The Wyoming State Historical Society honored a book that asserts college student Matthew Shepard wasn't murdered because he was gay, but was instead killed in a drug-related incident - even though the book relies on wild extrapolation and questionable or anonymous sources and has been denounced as “fictional” by lawyers and investigators involved in the case.
On September 6, the society gave Stephen Jimenez's The Book of Matt: Hidden Truths About the Murder of Matthew Shepard an honorable mention in the nonfiction book category at a Gillette, WY luncheon.

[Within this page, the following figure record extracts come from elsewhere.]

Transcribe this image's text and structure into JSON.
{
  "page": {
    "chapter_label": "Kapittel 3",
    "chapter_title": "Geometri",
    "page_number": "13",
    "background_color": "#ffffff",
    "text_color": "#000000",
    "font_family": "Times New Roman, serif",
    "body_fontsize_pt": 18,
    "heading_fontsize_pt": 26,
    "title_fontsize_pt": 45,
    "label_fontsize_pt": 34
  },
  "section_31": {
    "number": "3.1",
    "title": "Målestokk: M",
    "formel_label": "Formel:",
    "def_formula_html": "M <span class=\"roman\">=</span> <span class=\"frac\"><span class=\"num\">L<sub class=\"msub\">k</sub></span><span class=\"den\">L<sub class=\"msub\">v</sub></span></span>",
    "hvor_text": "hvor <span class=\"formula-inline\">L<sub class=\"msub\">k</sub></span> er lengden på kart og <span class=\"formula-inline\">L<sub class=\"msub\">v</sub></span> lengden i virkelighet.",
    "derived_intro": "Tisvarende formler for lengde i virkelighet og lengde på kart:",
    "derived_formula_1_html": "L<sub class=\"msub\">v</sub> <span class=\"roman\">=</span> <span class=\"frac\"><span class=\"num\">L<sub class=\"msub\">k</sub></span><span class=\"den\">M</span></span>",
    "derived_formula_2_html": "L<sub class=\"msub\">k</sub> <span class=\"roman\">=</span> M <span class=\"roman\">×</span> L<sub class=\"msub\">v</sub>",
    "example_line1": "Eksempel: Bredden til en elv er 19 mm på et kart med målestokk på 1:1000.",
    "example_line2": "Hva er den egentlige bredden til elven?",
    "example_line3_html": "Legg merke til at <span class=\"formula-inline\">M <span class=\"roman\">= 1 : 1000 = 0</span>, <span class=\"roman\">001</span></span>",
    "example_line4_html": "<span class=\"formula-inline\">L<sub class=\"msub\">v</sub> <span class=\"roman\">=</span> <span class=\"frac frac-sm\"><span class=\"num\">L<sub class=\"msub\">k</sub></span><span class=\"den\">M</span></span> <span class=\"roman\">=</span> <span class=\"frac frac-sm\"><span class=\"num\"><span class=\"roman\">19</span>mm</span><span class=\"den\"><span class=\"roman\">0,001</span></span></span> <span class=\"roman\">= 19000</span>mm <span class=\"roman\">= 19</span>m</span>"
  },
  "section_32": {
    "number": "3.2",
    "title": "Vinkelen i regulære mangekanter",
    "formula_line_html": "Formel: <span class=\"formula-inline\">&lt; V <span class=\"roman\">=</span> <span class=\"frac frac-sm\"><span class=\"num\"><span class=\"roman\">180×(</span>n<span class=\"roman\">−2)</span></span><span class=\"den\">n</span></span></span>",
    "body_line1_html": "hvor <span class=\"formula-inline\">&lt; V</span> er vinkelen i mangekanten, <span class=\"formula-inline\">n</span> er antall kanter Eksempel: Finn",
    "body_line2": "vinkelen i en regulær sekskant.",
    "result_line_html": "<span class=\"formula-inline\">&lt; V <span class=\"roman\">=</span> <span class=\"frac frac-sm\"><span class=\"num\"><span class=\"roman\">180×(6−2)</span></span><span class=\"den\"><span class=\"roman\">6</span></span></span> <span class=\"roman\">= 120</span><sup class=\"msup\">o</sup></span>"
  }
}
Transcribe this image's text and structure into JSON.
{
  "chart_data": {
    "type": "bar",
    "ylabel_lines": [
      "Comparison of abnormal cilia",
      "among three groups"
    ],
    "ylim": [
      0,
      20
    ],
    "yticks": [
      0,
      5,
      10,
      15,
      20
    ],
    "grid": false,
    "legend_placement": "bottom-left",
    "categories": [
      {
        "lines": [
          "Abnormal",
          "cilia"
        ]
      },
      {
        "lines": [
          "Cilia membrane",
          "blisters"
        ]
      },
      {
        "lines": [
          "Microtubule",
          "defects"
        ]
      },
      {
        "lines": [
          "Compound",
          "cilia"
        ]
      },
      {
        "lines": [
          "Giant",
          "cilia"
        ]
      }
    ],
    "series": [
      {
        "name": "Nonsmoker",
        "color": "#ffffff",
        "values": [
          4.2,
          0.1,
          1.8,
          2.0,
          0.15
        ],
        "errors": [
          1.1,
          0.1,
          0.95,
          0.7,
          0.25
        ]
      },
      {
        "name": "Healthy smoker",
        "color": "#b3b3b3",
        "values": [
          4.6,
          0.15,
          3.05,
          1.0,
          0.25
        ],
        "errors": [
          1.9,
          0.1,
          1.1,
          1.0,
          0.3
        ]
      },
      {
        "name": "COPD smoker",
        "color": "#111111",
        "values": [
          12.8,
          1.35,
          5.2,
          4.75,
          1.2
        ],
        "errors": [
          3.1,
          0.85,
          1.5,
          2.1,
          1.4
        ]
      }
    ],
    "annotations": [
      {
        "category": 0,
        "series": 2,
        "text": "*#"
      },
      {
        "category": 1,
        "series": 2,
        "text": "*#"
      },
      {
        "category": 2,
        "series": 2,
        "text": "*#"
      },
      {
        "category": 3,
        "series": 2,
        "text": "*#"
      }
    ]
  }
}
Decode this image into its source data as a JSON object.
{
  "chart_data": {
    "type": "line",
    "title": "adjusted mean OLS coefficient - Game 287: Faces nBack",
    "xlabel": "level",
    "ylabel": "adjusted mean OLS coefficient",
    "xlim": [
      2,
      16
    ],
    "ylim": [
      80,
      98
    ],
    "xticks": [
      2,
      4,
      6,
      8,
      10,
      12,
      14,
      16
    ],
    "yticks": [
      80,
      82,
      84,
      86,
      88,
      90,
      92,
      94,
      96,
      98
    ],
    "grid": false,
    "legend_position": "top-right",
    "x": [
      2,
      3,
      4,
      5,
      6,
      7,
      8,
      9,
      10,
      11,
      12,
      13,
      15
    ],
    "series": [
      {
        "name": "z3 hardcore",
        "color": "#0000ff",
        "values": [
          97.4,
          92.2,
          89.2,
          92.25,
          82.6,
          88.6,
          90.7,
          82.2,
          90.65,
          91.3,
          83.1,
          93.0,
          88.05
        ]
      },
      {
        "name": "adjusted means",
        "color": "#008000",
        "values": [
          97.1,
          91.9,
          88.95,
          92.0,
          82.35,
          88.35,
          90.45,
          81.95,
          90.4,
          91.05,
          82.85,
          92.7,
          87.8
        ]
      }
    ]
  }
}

Jimenez's book contends that Shepard's 1998 murder in Laramie was actually the result of Shepard's involvement in the methamphetamine trade - and that, through the meth trade, Shepard knew his attackers, Aaron McKinney and Russell Henderson, prior to their encounter at a bar the night they brutally bludgeoned Shepard. What's more, Jimenez claims that Shepard and McKinney were actually secret lovers - a claim McKinney has steadfastly denied and for which there's no evidence besides the word of a few shady Laramie characters. The Book of Matt dismisses strong evidence of McKinney's homophobia - including his use of the epithet “fag” to describe Shepard , his statement that he had "hatred for homosexuals" the night of the attack, and his reference to himself as a “drunk homofobick [sic]” - by blaming such language on McKinney's fondness for rap music.
People familiar with the case - including Henderson's appellate attorney, Albany County Sheriff Dave O'Malley, and Albany County Undersheriff Robert Debree -- condemned Jimenez's book as factually challenged, and the Matthew Shepard Foundation noted that The Book of Matt relied on "rumors and innuendo." Its biggest fans so far have appeared to be right-wing media personalities, who seized on the book to assail the LGBT community.
So why is the Wyoming State Historical Society honoring the book?
Rick Ewig, the society's president, told the Billings Gazette that the award “doesn't mean we accept the interpretation” of the book, suggesting that the society was honoring the book simply because it attempted to investigate part of Wyoming's history:
Rick Ewig, president of the state historical society, said the nonprofit organization's goal is to promote study of Wyoming's history. Shepard's murder is part of the state's history.
The book's publisher nominated the book, he said.
“It doesn't mean we accept the interpretation of that book,” he said, noting that the historical society has been open to the more conventional belief that the murder was a hate crime, too.
Tom Rea, editor of Wyohistory.org, a project of the historical society, has published two accounts of Shepard's murder written by Jason Marsden, executive director of the Matthew Shepard Foundation, which was established by Shepard's parents.
Shepard's murder is indeed part of the state's history, but it's nothing short of bizarre for the state's historical society to commend a book merely because it pertains to something that happened in Wyoming's past - the facts and the evidence be damned.
Responding to the historical society's award for The Book of Matt, DeBree, the lead detective in the case, said, “If the award was for a fictional book, I certainly would have no objection to it.”